Anche se ci sembra molto faticoso, come genitori si ha la responsabilità di aiutare il proprio bambino a comprendere questi temi così come lo si fa con altri. Se ad esempio vi trovate in difficoltà a rispondere in quel momento, potrete prendervi tempo per prepararvi ad affrontare l’argomento dicendo “Mi hai chiesto una cosa molto importante, ci prendiamo un momento più tardi per parlarne insieme. Hai fatto bene a parlarmene e potrai farlo ancora, tutte le volte che ne senti il bisogno”.
Questo non significa evitare il discorso, ma prendersi il tempo che serve per ponderare quanto e come dire, perché se è vero che raccontare storie inventate come la favola della cicogna o del cavolo sarebbe da evitare, è vero anche che si deve risultare rassicuranti per i propri figli evitando spiegazioni troppo tecniche, lunghe e dettagliate che potrebbero confondere ancora di più. Ad esempio alla domanda tipica dell’età 3-6 anni “Da dove arrivo io?” si potrà inizialmente dire che il semino del papà ha incontrato l’ovetto della mamma perché si amavano molto per poi aggiungere dettagli via via che l’età aumenta.

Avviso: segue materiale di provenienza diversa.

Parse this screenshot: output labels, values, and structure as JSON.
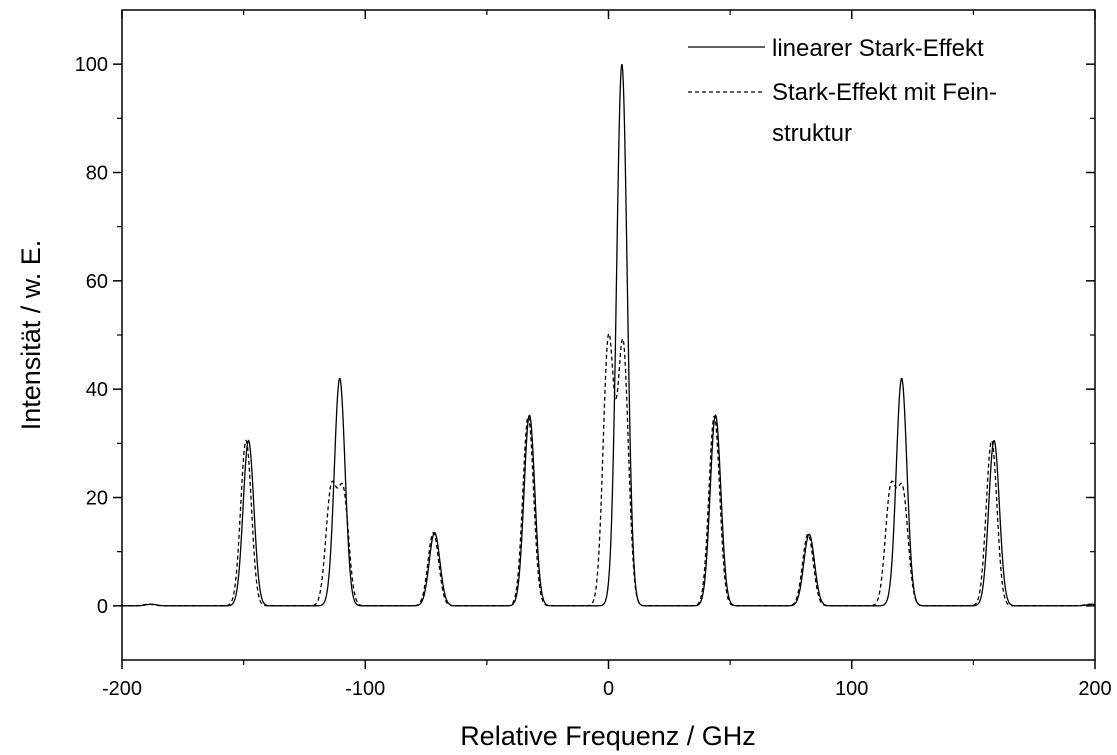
{
  "chart_data": {
    "type": "line",
    "title": "",
    "xlabel": "Relative Frequenz / GHz",
    "ylabel": "Intensität / w. E.",
    "xlim": [
      -200,
      200
    ],
    "ylim": [
      -10,
      110
    ],
    "xticks": [
      -200,
      -100,
      0,
      100,
      200
    ],
    "xtick_labels": [
      "-200",
      "-100",
      "0",
      "100",
      "200"
    ],
    "yticks": [
      0,
      20,
      40,
      60,
      80,
      100
    ],
    "ytick_labels": [
      "0",
      "20",
      "40",
      "60",
      "80",
      "100"
    ],
    "grid": false,
    "legend_position": "top-right",
    "color": "#000000",
    "series": [
      {
        "name": "linearer Stark-Effekt",
        "style": "solid",
        "peak_width_ghz": 2.2,
        "peaks": [
          {
            "x": -188,
            "y": 0.3
          },
          {
            "x": -148,
            "y": 30.5
          },
          {
            "x": -110.5,
            "y": 42
          },
          {
            "x": -71.5,
            "y": 13.5
          },
          {
            "x": -32.5,
            "y": 35.2
          },
          {
            "x": 5.5,
            "y": 100
          },
          {
            "x": 44,
            "y": 35.2
          },
          {
            "x": 82.5,
            "y": 13.2
          },
          {
            "x": 120.5,
            "y": 42
          },
          {
            "x": 158.5,
            "y": 30.5
          },
          {
            "x": 199,
            "y": 0.3
          }
        ]
      },
      {
        "name": "Stark-Effekt mit Fein-struktur",
        "legend_lines": [
          "Stark-Effekt mit Fein-",
          "struktur"
        ],
        "style": "dashed",
        "peak_width_ghz": 2.2,
        "peaks": [
          {
            "x": -189,
            "y": 0.3
          },
          {
            "x": -149,
            "y": 30.5
          },
          {
            "x": -114,
            "y": 21
          },
          {
            "x": -109,
            "y": 20.5
          },
          {
            "x": -72,
            "y": 13.5
          },
          {
            "x": -33,
            "y": 35
          },
          {
            "x": 0,
            "y": 49
          },
          {
            "x": 6,
            "y": 48
          },
          {
            "x": 43.5,
            "y": 35
          },
          {
            "x": 82,
            "y": 13.2
          },
          {
            "x": 116,
            "y": 21
          },
          {
            "x": 121,
            "y": 20.5
          },
          {
            "x": 157.5,
            "y": 30.5
          },
          {
            "x": 198,
            "y": 0.3
          }
        ]
      }
    ]
  }
}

Non abbiate timore a chiedere cosa sanno i bambini su quell’argomento, molto spesso vi stupirete di quante cose abbiano già appreso, ma è evidente che qualcosa ancora non è chiaro e hanno bisogno del vostro aiuto, perché si fidano di voi e della vostra capacità di aiutarli.
Alla domanda invece sul perché qualcuno ha il pisellino e qualcuno la farfallina, linguaggio che dagli 8 – 9 anni su è utile affiancare ad uno più realistico (come quello ascoltato a scuola ad esempio), si potrà introdurre il tema della differenze tra Uomo e Donna e tra le persone in generale, evitando dunque frasi confusive come “Lui fa la pipì in piedi perché ha il pisellino e tu non ce l’hai”, ma spiegando che “Il corpo di uomo e donna sono diversi e mentre il maschio ha il pisellino la donna ha la farfallina e questo permette di fare la pipì in modi differenti”.
Questi temi sono dunque un’occasione per riflettere con i vostri bambini anche su cosa significa essere in relazione ad altri, sui sentimenti che queste relazioni suscitano, sui temi della differenza e della somiglianza tra le persone, così come grandi temi legati alla vita. Se avete dubbi voi stessi potrete fare qualche ricerca e coinvolgere i vostri figli non appena riterrete siano pronti, perché i genitori non devono essere dei libri precostituiti di risposte ma facilitatori per i bambini.